法令・告示・通達

感染性廃棄物の適正処理について

  • 公布日:平成7年4月14日
  • 衛産47号

(各都道府県・各政令市産業廃棄物行政主管部(局)長あて厚生省生活衛生局水道環境部産業廃棄物対策室長通知)
 感染性廃棄物の適正処理については、従前より医療機関等の排出事業者及び特別管理産業廃棄物処理業者に対し、指導の徹底をお願いしているところである。
 この度、警察庁より、平成七年一月に約二八〇の医療機関等から排出された感染性廃棄物を無許可で受託処理していた業者を廃棄物の処理及び清掃に関する法律(以下「法律」という。
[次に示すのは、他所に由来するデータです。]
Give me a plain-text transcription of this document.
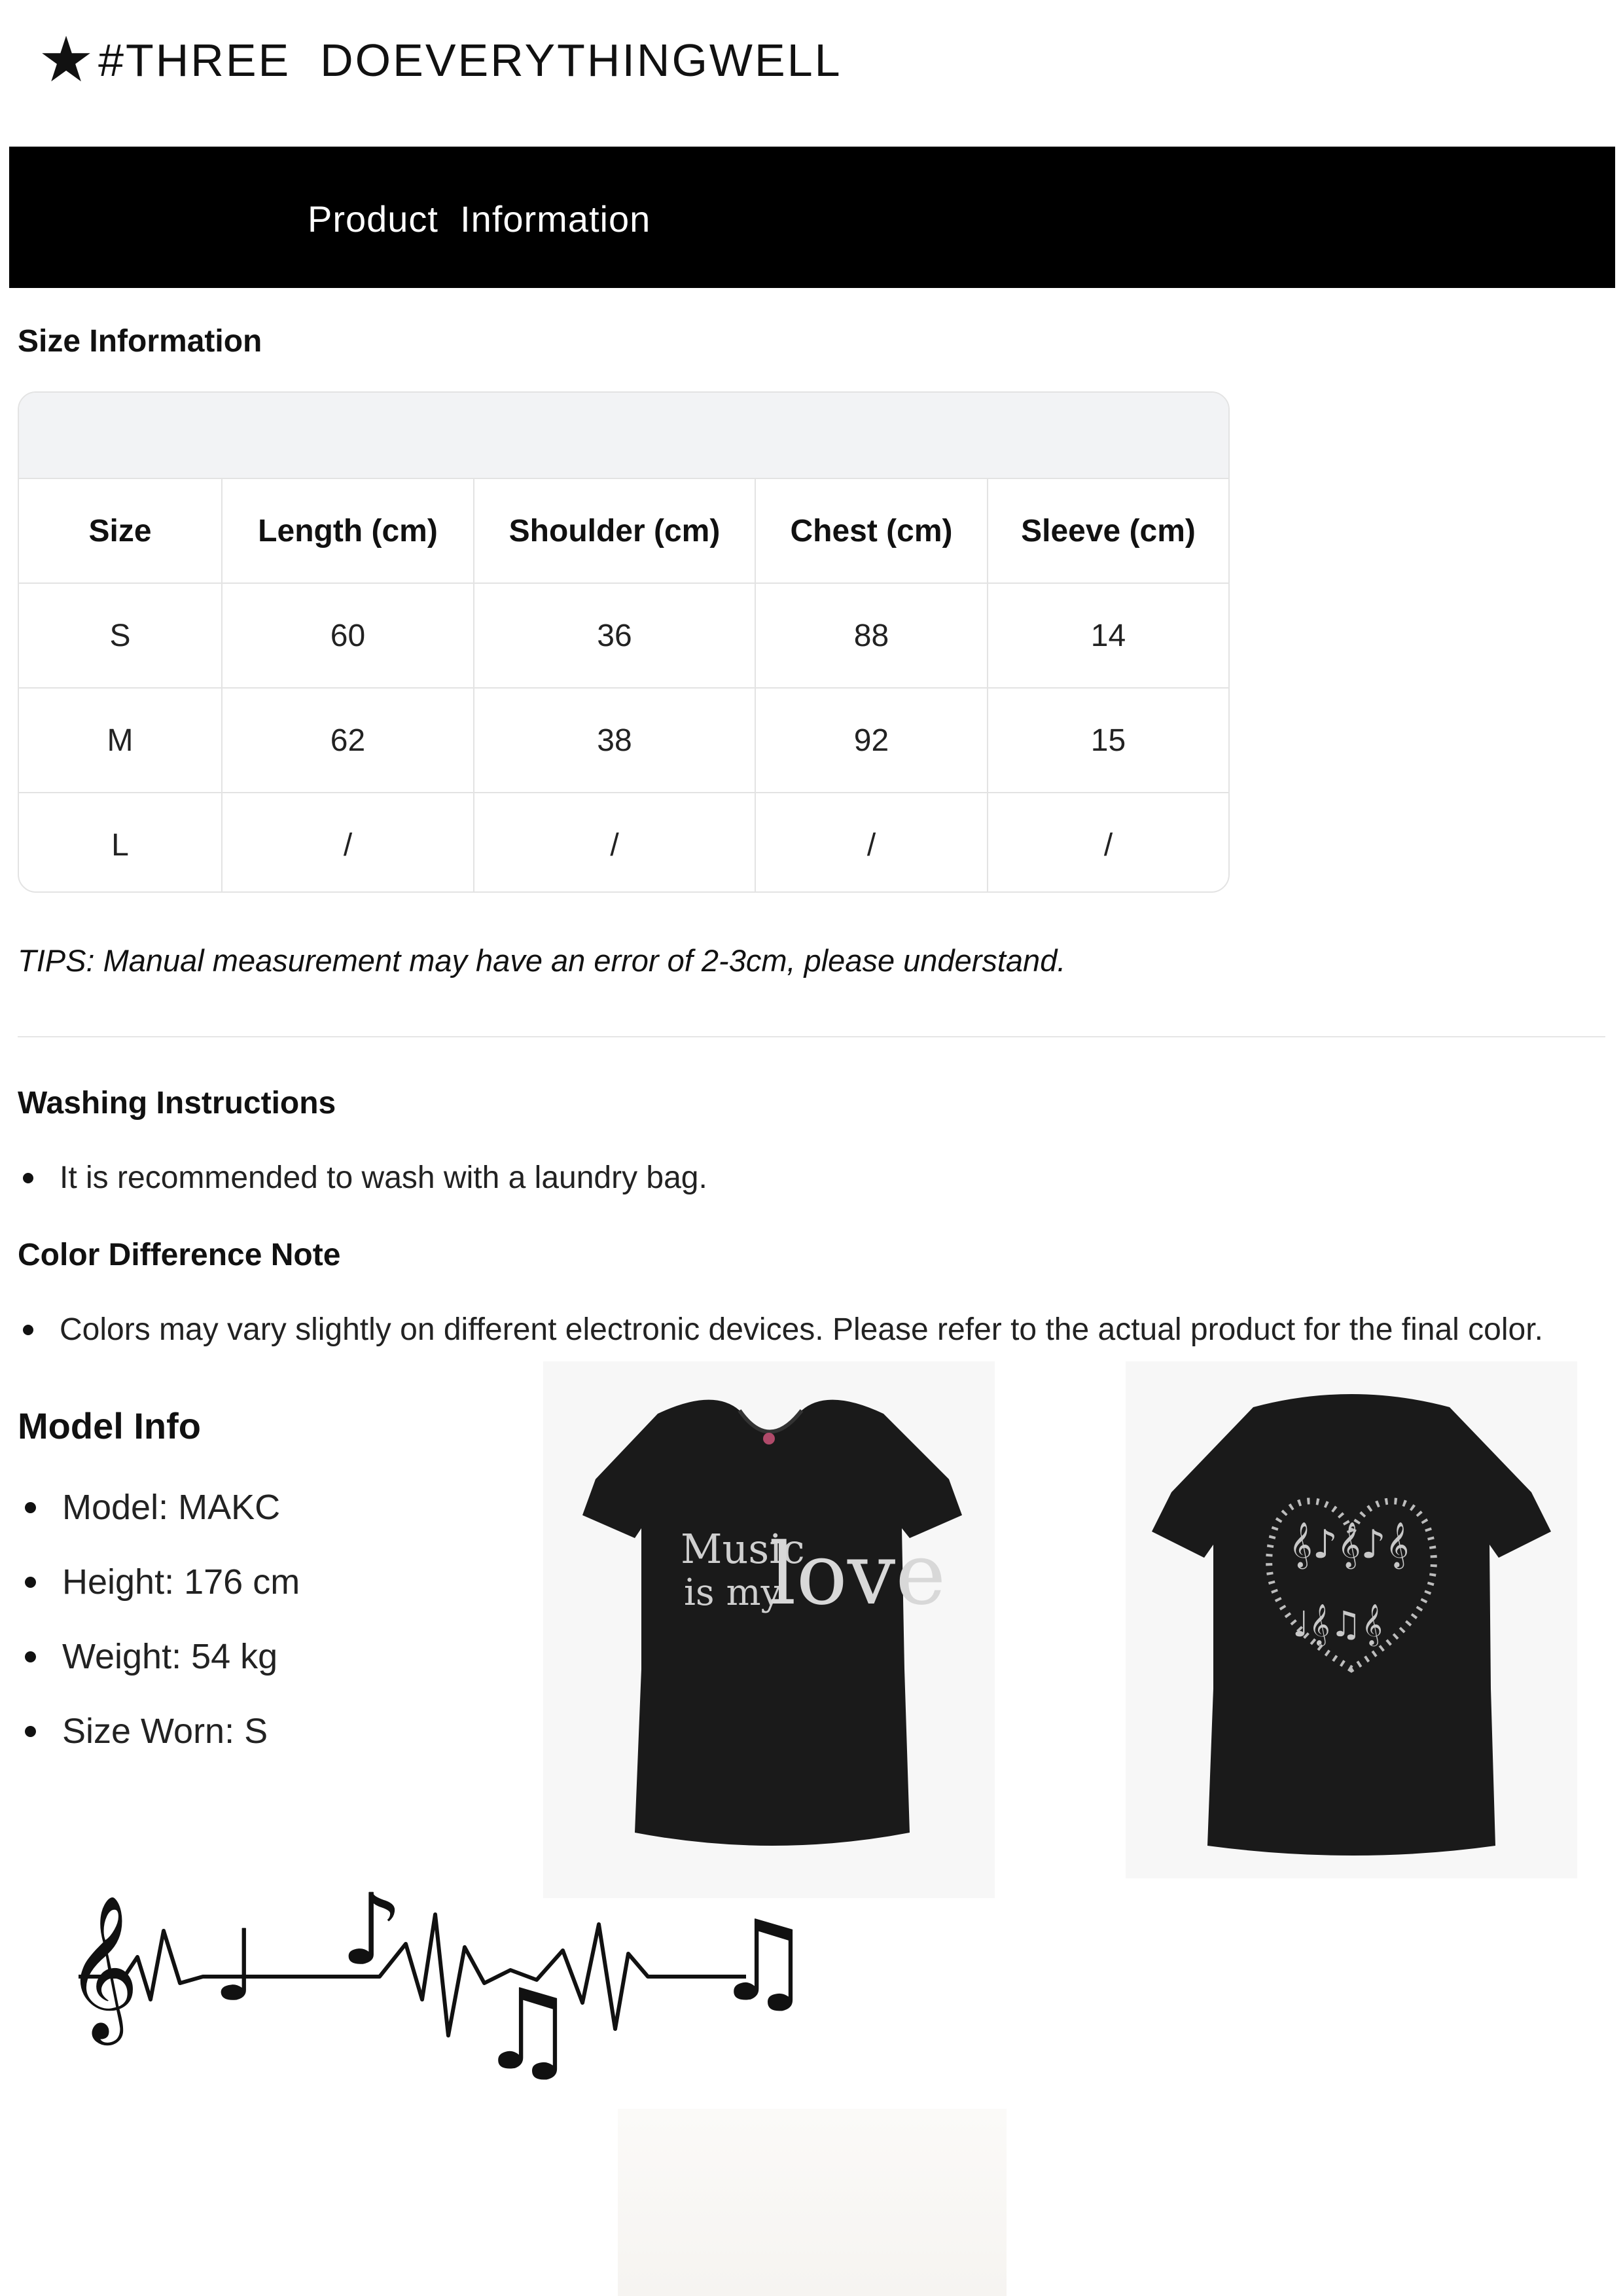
★ #THREE  DOEVERYTHINGWELL
Product  Information
Size Information
Size	Length (cm)	Shoulder (cm)	Chest (cm)	Sleeve (cm)
S	60	36	88	14
M	62	38	92	15
L	/	/	/	/
TIPS: Manual measurement may have an error of 2-3cm, please understand.
Washing Instructions
It is recommended to wash with a laundry bag.
Color Difference Note
Colors may vary slightly on different electronic devices. Please refer to the actual product for the final color.
Model Info
Model: MAKC
Height: 176 cm
Weight: 54 kg
Size Worn: S
Music
is my
love	𝄞♪𝄞♪𝄞
♩𝄞♫𝄞
𝄞 ♩ ♪
♫
♫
)違反で摘発し、同年二月に処理委託を行った医療機関等を書類送検した事例について情報提供があったところである。
 ついては、今後こうした感染性廃棄物の不適正処理が生じないよう、感染性廃棄物の排出事業者である医療機関等及び感染性廃棄物を取り扱う特別管理産業廃棄物処理業者に対して、今後とも法律の規定に基づきその適正処理が図られるよう指導方よろしくお願いする。
 なお、当省健康政策局指導課長より同日付けで、別添1のとおり通知がなされたところであり、また、当職より社団法人全国産業廃棄物連合会長にも別添2のとおり同趣旨の通知を行っているので念のため申し添える。

別表

 略

[参考資料]
  最近の感染性廃棄物事件

 
検挙年月
事件名
事件概要等
1
H4.7
注射針等の不法投棄事件
 開業医が、地下鉄のごみ箱に注射針等を不法投棄したもの。
2
H5.2
注射針等の不法投棄事件
 開業医が、それまで、自分で行っていた焼却処分が面倒になり、注射針等を近くの駐車場に不法投棄したもの。
3
H5.2
注射針等の不法投棄事件
 医師をしていた父親が死亡し、その息子が注射針等を不法投棄したもの。
4
H5.2
感染性廃棄物マニフェスト偽造事件
 産業廃棄物収集運搬業者が感染性廃棄物の不適正処理を隠蔽するためマニフェストを偽造し、病院、医院等に対して適正に処理したごとく装って提出していたもの。
5
H5.7
委託基準違反事件
 開業医が、注射針等の感染性廃棄物を、正規の許可業者より処理費が安いとの理由から、一般廃棄物処理業の許可しか有していない業者に処理委託したもの。
6
H6.4
人工透析器具の不法投棄事件
 医院長が、処理費節減を理由に、人工透析器具を看護婦に指示して、一般廃棄物に混入させ、市の不燃物ごみ集積場所に不法投棄したもの。
7
H6.7
輸血セット等の不法投棄事件
 病院長が、血液残存の輸血セット等を看護助手をして、県のごみ集積場所に不法投棄したもの。
8
H6.9
血液在中採血管の不法投棄事件
 病院長が、違法性を認識しながらも漫然と、血液在中のガラス採血管を一般廃棄物に混入させ、ごみ集積場所に不法投棄したもの。
9
H7.1
委託基準違反事件
 開業医が血液の付着した注射器を無許可業者に処理委託したもの。